While it felt like the end of the series, the Phillies still had to win one more game in this best of three to move on to the next round. And in Game 2 Playoff Nola was finally born as he had just as good a game as Zach Wheeler did the day before. Bryce Harper also finally had his first great playoff moment as a Phillie with a solo home run.
It didn’t seem real, but it was the Phillies who shut down the Cardinals in their home stadium. It was the best fans in baseball in Baseball Heaven who left early before the final out was recorded, the one consolation being that franchise icons Albert Pujols and Yadier Molina each got a hit in their final at-bat and got to say goodbye one last time.
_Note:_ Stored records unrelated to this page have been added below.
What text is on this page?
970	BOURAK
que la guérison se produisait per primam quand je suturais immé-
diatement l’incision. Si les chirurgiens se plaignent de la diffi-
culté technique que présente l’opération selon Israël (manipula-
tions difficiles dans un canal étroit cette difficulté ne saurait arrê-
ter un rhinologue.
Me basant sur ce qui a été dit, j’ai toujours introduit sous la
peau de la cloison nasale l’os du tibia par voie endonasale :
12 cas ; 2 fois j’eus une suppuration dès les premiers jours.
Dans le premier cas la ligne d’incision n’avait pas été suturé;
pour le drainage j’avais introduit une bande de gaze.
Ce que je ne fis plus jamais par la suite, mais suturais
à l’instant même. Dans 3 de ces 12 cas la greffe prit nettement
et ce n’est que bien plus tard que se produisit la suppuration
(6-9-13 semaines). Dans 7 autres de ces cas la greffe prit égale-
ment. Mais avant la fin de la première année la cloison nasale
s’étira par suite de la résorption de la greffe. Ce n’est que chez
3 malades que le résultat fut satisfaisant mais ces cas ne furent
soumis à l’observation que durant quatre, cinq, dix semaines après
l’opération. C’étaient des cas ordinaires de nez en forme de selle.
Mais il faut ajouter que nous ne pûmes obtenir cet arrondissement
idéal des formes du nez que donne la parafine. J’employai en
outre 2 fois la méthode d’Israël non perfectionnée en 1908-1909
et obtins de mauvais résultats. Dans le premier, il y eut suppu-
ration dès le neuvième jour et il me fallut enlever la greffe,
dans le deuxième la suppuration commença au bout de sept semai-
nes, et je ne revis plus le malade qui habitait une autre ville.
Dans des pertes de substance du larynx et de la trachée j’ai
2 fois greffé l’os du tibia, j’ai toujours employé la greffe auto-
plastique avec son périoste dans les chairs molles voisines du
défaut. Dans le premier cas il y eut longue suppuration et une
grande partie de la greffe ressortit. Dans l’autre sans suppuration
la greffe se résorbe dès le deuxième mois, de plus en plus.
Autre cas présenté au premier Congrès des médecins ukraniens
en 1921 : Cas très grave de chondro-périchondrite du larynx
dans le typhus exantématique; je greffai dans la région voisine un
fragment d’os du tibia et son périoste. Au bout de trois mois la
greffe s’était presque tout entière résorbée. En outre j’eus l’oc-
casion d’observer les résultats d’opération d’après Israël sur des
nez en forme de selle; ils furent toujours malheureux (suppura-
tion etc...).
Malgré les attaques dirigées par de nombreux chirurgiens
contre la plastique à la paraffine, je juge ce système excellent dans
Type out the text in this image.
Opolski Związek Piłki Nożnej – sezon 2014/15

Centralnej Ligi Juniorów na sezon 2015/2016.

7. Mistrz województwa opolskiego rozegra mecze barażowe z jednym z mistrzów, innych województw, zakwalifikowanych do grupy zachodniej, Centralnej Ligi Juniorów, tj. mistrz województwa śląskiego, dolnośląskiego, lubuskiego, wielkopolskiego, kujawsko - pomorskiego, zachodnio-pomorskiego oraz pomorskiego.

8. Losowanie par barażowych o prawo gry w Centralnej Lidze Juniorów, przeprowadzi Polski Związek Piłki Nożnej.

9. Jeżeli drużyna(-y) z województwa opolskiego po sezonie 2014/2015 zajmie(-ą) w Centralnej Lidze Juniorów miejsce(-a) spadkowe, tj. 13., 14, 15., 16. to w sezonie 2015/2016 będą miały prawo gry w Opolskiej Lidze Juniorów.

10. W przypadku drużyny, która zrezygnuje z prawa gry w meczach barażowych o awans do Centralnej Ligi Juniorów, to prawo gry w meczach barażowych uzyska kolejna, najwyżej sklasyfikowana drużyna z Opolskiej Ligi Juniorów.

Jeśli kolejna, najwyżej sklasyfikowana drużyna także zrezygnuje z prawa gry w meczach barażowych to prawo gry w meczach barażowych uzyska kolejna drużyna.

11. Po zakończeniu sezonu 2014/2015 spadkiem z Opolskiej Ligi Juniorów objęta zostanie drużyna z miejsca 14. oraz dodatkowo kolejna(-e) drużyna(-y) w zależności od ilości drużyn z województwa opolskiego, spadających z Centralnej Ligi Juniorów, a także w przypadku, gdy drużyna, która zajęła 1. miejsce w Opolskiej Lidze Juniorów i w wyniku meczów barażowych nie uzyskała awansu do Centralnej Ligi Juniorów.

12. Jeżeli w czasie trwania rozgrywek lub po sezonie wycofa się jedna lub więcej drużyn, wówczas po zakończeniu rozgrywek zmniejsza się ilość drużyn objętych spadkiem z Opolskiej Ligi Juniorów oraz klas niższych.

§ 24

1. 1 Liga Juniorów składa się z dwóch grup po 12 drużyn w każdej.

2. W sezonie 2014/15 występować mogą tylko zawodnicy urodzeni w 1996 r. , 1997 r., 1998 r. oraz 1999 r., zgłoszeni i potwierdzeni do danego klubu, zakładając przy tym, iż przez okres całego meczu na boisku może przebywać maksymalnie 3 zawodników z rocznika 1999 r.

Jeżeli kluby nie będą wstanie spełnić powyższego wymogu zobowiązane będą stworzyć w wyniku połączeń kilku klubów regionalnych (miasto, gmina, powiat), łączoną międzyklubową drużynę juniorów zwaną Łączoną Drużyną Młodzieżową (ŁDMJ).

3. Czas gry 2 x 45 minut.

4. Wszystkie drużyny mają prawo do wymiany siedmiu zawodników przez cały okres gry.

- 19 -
Being shut out at home in the first round and expecting to go further in the playoffs, the same way the Phillies went out in 2011 that took exactly 11 years to recover from. Now y’all know what it feels like.
The old Phillies that we’ve known for a decade never wins these games. But this Phillies team right now is just DIFFERENT. They make the big pitch, get the big hit and make the big play on defense. Who would have thought that Alex Bohm was a better fielding 3rd basemen than Nolan Arenado of all people? This playoff run has already gone beyond our wildest imagination, and the best part is that it’s still going.
Hopefully this series win is a sign of what’s to come not only for these playoffs, but for several playoff runs over the next few years.
While the defending champion Braves will be a difficult opponent to face, the fact we’re playing them in the NLDS and will have at least one game at Citizens Bank Park is incredibly exciting.
Bring on the Braves and lets go Fightins!!!